People smuggling in Europe comparable to the illegal drugs market, warns report

People trafficking and smuggling networks are some of the most profitable and widespread activities for organised crime in Europe, Europol finds

May Bulman
Thursday 09 March 2017 21:46 GMT
Thousands of migrants have attempted to cross the Mediterranean to Europe
Thousands of migrants have attempted to cross the Mediterranean to Europe (AFP/Getty)

People smuggling in Europe has expanded so dramatically in recent years that it is now comparable to the illegal drugs market, a report has warned.

Criminal networks offering services facilitating illegal movement within the EU has emerged as one of the most profitable and widespread activities for organised crime in Europe, according to the latest major crime report by EU's law enforcement agency.

Europol’s Serious and Organised Crime Threat Assessment warns the migrant smuggling business has become a “large, profitable and sophisticated criminal market, comparable to the European drug markets,“ as continuing conflicts and economic pressures in Africa and the Middle East continue to act as push factors for irregular migrants travelling to the EU.

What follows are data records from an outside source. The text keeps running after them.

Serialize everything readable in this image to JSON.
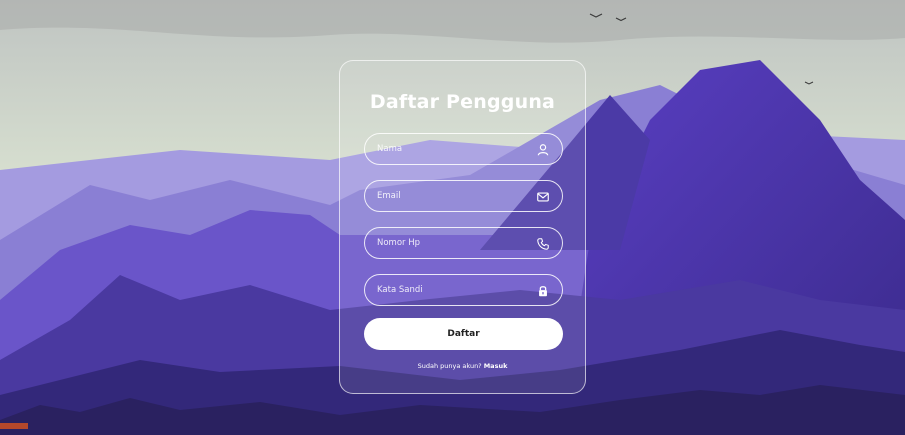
{
  "form": {
    "title": "Daftar Pengguna",
    "fields": [
      {
        "placeholder": "Nama",
        "icon": "user-icon"
      },
      {
        "placeholder": "Email",
        "icon": "mail-icon"
      },
      {
        "placeholder": "Nomor Hp",
        "icon": "phone-icon"
      },
      {
        "placeholder": "Kata Sandi",
        "icon": "lock-icon"
      }
    ],
    "submit_label": "Daftar",
    "login_prompt": "Sudah punya akun?",
    "login_link": "Masuk"
  },
  "colors": {
    "sky_top": "#c7c9bf",
    "sky_bottom": "#dfe8d4",
    "mountain_light": "#8f85d8",
    "mountain_mid": "#6a55c9",
    "mountain_dark": "#3f2f8f",
    "ground": "#2a2160"
  }
}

Smuggling services and the trafficking of human beings generate the largest numbers of organised crime gangs and continue to generate the greatest profits among the various criminal markets, generating an estimated EUR 4.7 billion to EUR 5.7 billion at the height of the refugee crisis in 2015.

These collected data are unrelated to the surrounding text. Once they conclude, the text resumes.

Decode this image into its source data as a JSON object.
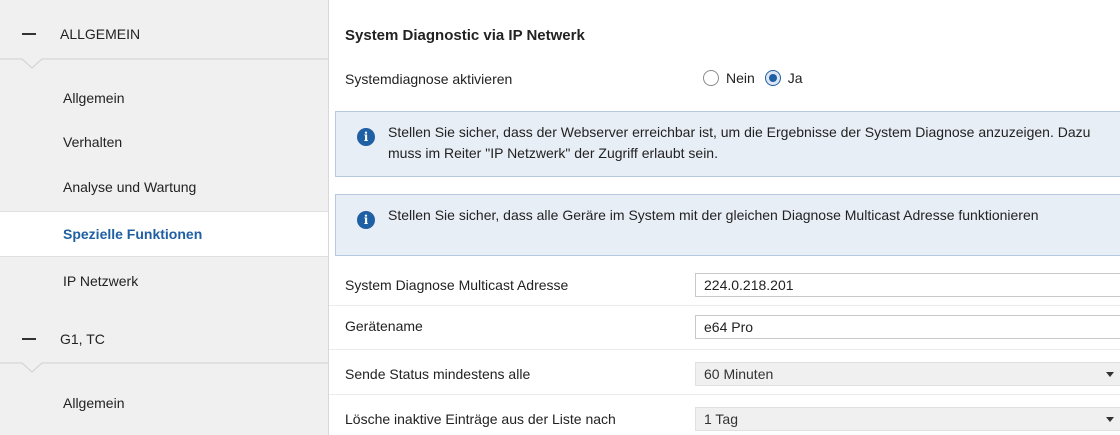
{
  "sidebar": {
    "group1": {
      "label": "ALLGEMEIN"
    },
    "group1_items": [
      {
        "label": "Allgemein"
      },
      {
        "label": "Verhalten"
      },
      {
        "label": "Analyse und Wartung"
      },
      {
        "label": "Spezielle Funktionen"
      },
      {
        "label": "IP Netzwerk"
      }
    ],
    "group2": {
      "label": "G1, TC"
    },
    "group2_items": [
      {
        "label": "Allgemein"
      }
    ]
  },
  "main": {
    "title": "System Diagnostic via IP Netwerk",
    "systemdiagnose": {
      "label": "Systemdiagnose aktivieren",
      "options": [
        "Nein",
        "Ja"
      ],
      "selected": "Ja"
    },
    "info1": "Stellen Sie sicher, dass der Webserver erreichbar ist, um die Ergebnisse der System Diagnose anzuzeigen. Dazu muss im Reiter \"IP Netzwerk\" der Zugriff erlaubt sein.",
    "info2": "Stellen Sie sicher, dass alle Geräre im System mit der gleichen Diagnose Multicast Adresse funktionieren",
    "multicast": {
      "label": "System Diagnose Multicast Adresse",
      "value": "224.0.218.201"
    },
    "geraetename": {
      "label": "Gerätename",
      "value": "e64 Pro"
    },
    "sende_status": {
      "label": "Sende Status mindestens alle",
      "value": "60 Minuten"
    },
    "loesche": {
      "label": "Lösche inaktive Einträge aus der Liste nach",
      "value": "1 Tag"
    }
  },
  "colors": {
    "accent": "#1f5fa3",
    "info_background": "#e8eef6",
    "sidebar_background": "#f0f0f0"
  },
  "icons": {
    "collapse": "minus-icon",
    "info": "info-icon",
    "dropdown": "chevron-down-icon"
  }
}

More than 510,000 illegal border crossings between border-crossing points at the external border of the EU were registered in 2016, with nearly all of the irregular migrants arriving in the EU along these routes using the services offered by criminal networks at some point during their journeys.

The report warns that existing migratory routes are often used by organised human trafficking gangs to exploit to traffic victims within the EU.

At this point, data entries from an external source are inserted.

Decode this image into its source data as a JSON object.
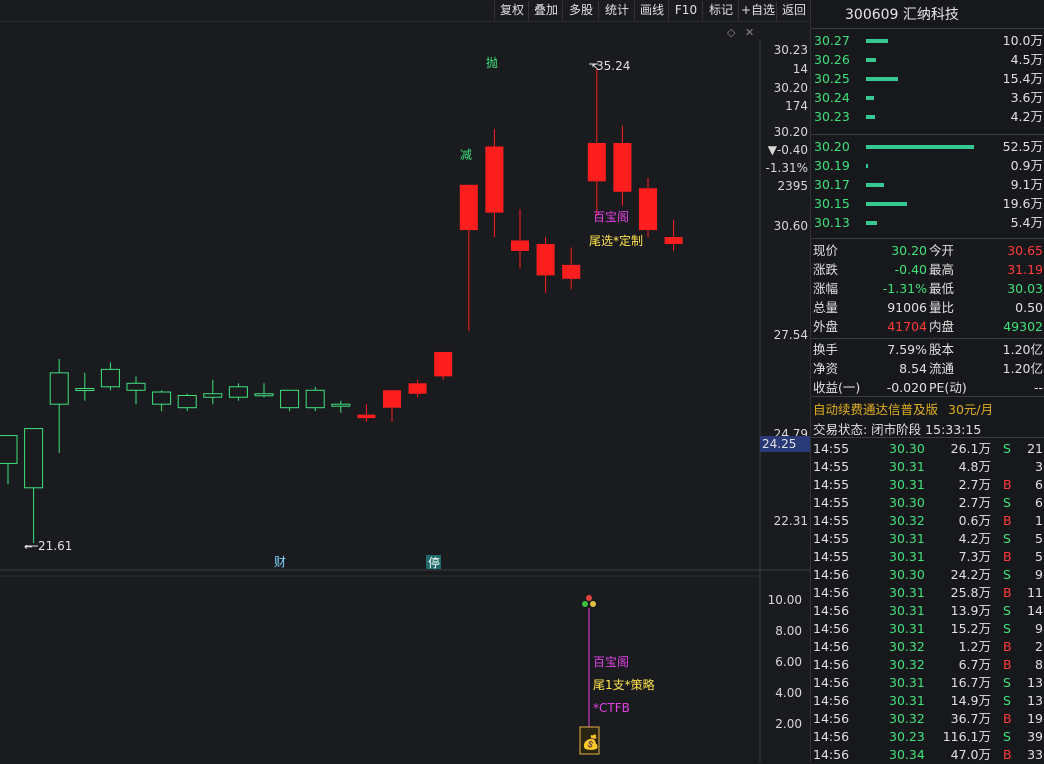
{
  "toolbar": {
    "buttons": [
      "复权",
      "叠加",
      "多股",
      "统计",
      "画线",
      "F10",
      "标记",
      "+自选",
      "返回"
    ]
  },
  "stock": {
    "code_name": "300609 汇纳科技"
  },
  "chart_labels": {
    "high_marker": "35.24",
    "low_marker": "21.61",
    "sell_label": "抛",
    "reduce_label": "减",
    "baobao_label": "百宝阁",
    "tail_label": "尾选*定制",
    "cai_label": "财",
    "ting_label": "停"
  },
  "price_axis": {
    "top_price": "30.23",
    "top_vol": "14",
    "p2": "30.20",
    "p2_vol": "174",
    "p3": "30.20",
    "change": "▼-0.40",
    "change_pct": "-1.31%",
    "vol": "2395",
    "t1": "30.60",
    "t2": "27.54",
    "t3": "24.79",
    "current_tag": "24.25",
    "t4": "22.31"
  },
  "lower_axis": [
    "10.00",
    "8.00",
    "6.00",
    "4.00",
    "2.00"
  ],
  "lower_labels": {
    "baobao": "百宝阁",
    "strategy": "尾1支*策略",
    "ctfb": "*CTFB"
  },
  "asks": [
    {
      "price": "30.27",
      "vol": "10.0万",
      "bar": 0.2
    },
    {
      "price": "30.26",
      "vol": "4.5万",
      "bar": 0.09
    },
    {
      "price": "30.25",
      "vol": "15.4万",
      "bar": 0.3
    },
    {
      "price": "30.24",
      "vol": "3.6万",
      "bar": 0.07
    },
    {
      "price": "30.23",
      "vol": "4.2万",
      "bar": 0.08
    }
  ],
  "bids": [
    {
      "price": "30.20",
      "vol": "52.5万",
      "bar": 1.0
    },
    {
      "price": "30.19",
      "vol": "0.9万",
      "bar": 0.02
    },
    {
      "price": "30.17",
      "vol": "9.1万",
      "bar": 0.17
    },
    {
      "price": "30.15",
      "vol": "19.6万",
      "bar": 0.38
    },
    {
      "price": "30.13",
      "vol": "5.4万",
      "bar": 0.1
    }
  ],
  "quote": {
    "now_label": "现价",
    "now": "30.20",
    "open_label": "今开",
    "open": "30.65",
    "chg_label": "涨跌",
    "chg": "-0.40",
    "high_label": "最高",
    "high": "31.19",
    "pct_label": "涨幅",
    "pct": "-1.31%",
    "low_label": "最低",
    "low": "30.03",
    "vol_label": "总量",
    "vol": "91006",
    "ratio_label": "量比",
    "ratio": "0.50",
    "out_label": "外盘",
    "out": "41704",
    "in_label": "内盘",
    "in": "49302",
    "turn_label": "换手",
    "turn": "7.59%",
    "cap_label": "股本",
    "cap": "1.20亿",
    "nav_label": "净资",
    "nav": "8.54",
    "float_label": "流通",
    "float": "1.20亿",
    "eps_label": "收益(一)",
    "eps": "-0.020",
    "pe_label": "PE(动)",
    "pe": "--"
  },
  "promo": {
    "text": "自动续费通达信普及版",
    "price": "30元/月"
  },
  "status": {
    "text": "交易状态: 闭市阶段 15:33:15"
  },
  "ticks": [
    {
      "time": "14:55",
      "price": "30.30",
      "vol": "26.1万",
      "side": "S",
      "n": "21"
    },
    {
      "time": "14:55",
      "price": "30.31",
      "vol": "4.8万",
      "side": "",
      "n": "3"
    },
    {
      "time": "14:55",
      "price": "30.31",
      "vol": "2.7万",
      "side": "B",
      "n": "6"
    },
    {
      "time": "14:55",
      "price": "30.30",
      "vol": "2.7万",
      "side": "S",
      "n": "6"
    },
    {
      "time": "14:55",
      "price": "30.32",
      "vol": "0.6万",
      "side": "B",
      "n": "1"
    },
    {
      "time": "14:55",
      "price": "30.31",
      "vol": "4.2万",
      "side": "S",
      "n": "5"
    },
    {
      "time": "14:55",
      "price": "30.31",
      "vol": "7.3万",
      "side": "B",
      "n": "5"
    },
    {
      "time": "14:56",
      "price": "30.30",
      "vol": "24.2万",
      "side": "S",
      "n": "9"
    },
    {
      "time": "14:56",
      "price": "30.31",
      "vol": "25.8万",
      "side": "B",
      "n": "11"
    },
    {
      "time": "14:56",
      "price": "30.31",
      "vol": "13.9万",
      "side": "S",
      "n": "14"
    },
    {
      "time": "14:56",
      "price": "30.31",
      "vol": "15.2万",
      "side": "S",
      "n": "9"
    },
    {
      "time": "14:56",
      "price": "30.32",
      "vol": "1.2万",
      "side": "B",
      "n": "2"
    },
    {
      "time": "14:56",
      "price": "30.32",
      "vol": "6.7万",
      "side": "B",
      "n": "8"
    },
    {
      "time": "14:56",
      "price": "30.31",
      "vol": "16.7万",
      "side": "S",
      "n": "13"
    },
    {
      "time": "14:56",
      "price": "30.31",
      "vol": "14.9万",
      "side": "S",
      "n": "13"
    },
    {
      "time": "14:56",
      "price": "30.32",
      "vol": "36.7万",
      "side": "B",
      "n": "19"
    },
    {
      "time": "14:56",
      "price": "30.23",
      "vol": "116.1万",
      "side": "S",
      "n": "39"
    },
    {
      "time": "14:56",
      "price": "30.34",
      "vol": "47.0万",
      "side": "B",
      "n": "33"
    }
  ],
  "chart_data": {
    "type": "candlestick",
    "candles": [
      {
        "o": 23.9,
        "h": 24.6,
        "l": 23.3,
        "c": 24.7
      },
      {
        "o": 23.2,
        "h": 24.9,
        "l": 21.61,
        "c": 24.9
      },
      {
        "o": 25.6,
        "h": 26.9,
        "l": 24.2,
        "c": 26.5
      },
      {
        "o": 26.0,
        "h": 26.5,
        "l": 25.7,
        "c": 26.05
      },
      {
        "o": 26.1,
        "h": 26.8,
        "l": 26.0,
        "c": 26.6
      },
      {
        "o": 26.0,
        "h": 26.4,
        "l": 25.6,
        "c": 26.2
      },
      {
        "o": 25.6,
        "h": 26.0,
        "l": 25.4,
        "c": 25.95
      },
      {
        "o": 25.5,
        "h": 25.9,
        "l": 25.4,
        "c": 25.85
      },
      {
        "o": 25.8,
        "h": 26.3,
        "l": 25.6,
        "c": 25.9
      },
      {
        "o": 25.8,
        "h": 26.2,
        "l": 25.7,
        "c": 26.1
      },
      {
        "o": 25.9,
        "h": 26.2,
        "l": 25.8,
        "c": 25.9
      },
      {
        "o": 25.5,
        "h": 26.0,
        "l": 25.4,
        "c": 26.0
      },
      {
        "o": 25.5,
        "h": 26.1,
        "l": 25.4,
        "c": 26.0
      },
      {
        "o": 25.6,
        "h": 25.7,
        "l": 25.35,
        "c": 25.55
      },
      {
        "o": 25.2,
        "h": 25.6,
        "l": 25.1,
        "c": 25.3
      },
      {
        "o": 25.5,
        "h": 25.9,
        "l": 25.1,
        "c": 26.0
      },
      {
        "o": 25.9,
        "h": 26.3,
        "l": 25.8,
        "c": 26.2
      },
      {
        "o": 26.4,
        "h": 27.1,
        "l": 26.3,
        "c": 27.1
      },
      {
        "o": 30.6,
        "h": 30.7,
        "l": 27.7,
        "c": 31.9
      },
      {
        "o": 31.1,
        "h": 33.5,
        "l": 30.4,
        "c": 33.0
      },
      {
        "o": 30.3,
        "h": 31.2,
        "l": 29.5,
        "c": 30.0
      },
      {
        "o": 30.2,
        "h": 30.4,
        "l": 28.8,
        "c": 29.3
      },
      {
        "o": 29.6,
        "h": 30.1,
        "l": 28.9,
        "c": 29.2
      },
      {
        "o": 33.1,
        "h": 35.24,
        "l": 31.0,
        "c": 32.0
      },
      {
        "o": 33.1,
        "h": 33.6,
        "l": 31.3,
        "c": 31.7
      },
      {
        "o": 31.8,
        "h": 32.1,
        "l": 30.4,
        "c": 30.6
      },
      {
        "o": 30.4,
        "h": 30.9,
        "l": 30.0,
        "c": 30.2
      }
    ]
  }
}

“While the migration crisis has not yet had a widespread impact on the trafficking of human beings for labour exploitation in the EU, some investigations show that traffickers are increasingly targeting irregular migrants and asylum seekers in the EU for exploitation,” the report states.

“Irregular migrants in the EU represent a large pool of potential victims susceptible to promises of work even if this entails exploitation.”

It adds that unaccompanied minors are at particular risk to these types of exploitation, highlighting the “significant increase” in the number of lone child refugees present in the EU as a result of the migration crisis and the fact that this group is “likely to be targeted by traffickers”.

The report comes a month after the UK Government announced the closure of the Dubs scheme, a measure intended to offer vulnerable unaccompanied minors a safe passage to the UK, in a move that was condemned by major charities and public figures who claimed it places lone refugee children at risk of falling victim to illegal smuggling and trafficking networks.

Responding to the findings, Debbie Beadle, head of youth development at ECPAT, a leading children’s rights organisation in the UK campaigning against child trafficking, warned that child refugees travelling to and within the EU are being “left to the whim” of adults, placing them at severe risk of exploitation.

Ms Beadle told The Independent: “Children are all the more vulnerable to these criminal networks. They cannot organise their own travel — adults are going to organise it for them and arrange their movement. They are therefore left to the whim and motivations of adults.

“Sometimes parents may pay for their child’s travel, but they can be tricked by criminals who then sell them onto exploitation. Often children fall prey to doing what adults tell them, ending up in situations where they are exposed to severe dangers.

“We see a lot of illegal routes into the UK being used. We’re seeing lots of children being smuggled into airports on false documents, or coming on the back of lorries. Because there’s a lack of cohesion and communication between police forces and local authorities we‘re seeing that these children are popping up all over the UK, often unbeknown to the state.“

Margot Bernard, of Calais-based charity Auberge des Migrants, told The Independent the scale of people smuggling networks in the area were growing again six months on from the demolition of the 'Jungle'.

“The conditions in France are a growing concern. There is a very strong Mafia network operating in the Dunkirk camp, which is of course very dangerous. In Calais, criminal networks are starting to retake control over certain areas,“ said Ms Bernard.

“People are on the streets and are particularly desperate; minors in particular are very vulnerable. They’ve been telling us they fear for their safety.

“It’s mostly smugglers who are trying to organise facilitating people’s journeys to the UK on lorries and then making them pay. The concern in that, particularly for children and people on their own, when they don’t have the money there are high risks of exploitation.”

A particular case highlighted in the report tells how in November 2016 a Spanish investigation supported by Europol resulted in the arrest of 16 suspected traffickers and the rescue of nine minors.

The criminal network, composed mainly of nationals from Bosnia and Herzegovina, traded the victims from one group to another for an estimated 5,000 euro each, according to the report.

More than 5,000 international organised crime groups are currently under investigation in the EU, state the findings, with a sharp increase in the proportion of gangs involved in more than one criminal activity — at 45 per cent now compared to 33 per cent in 2013.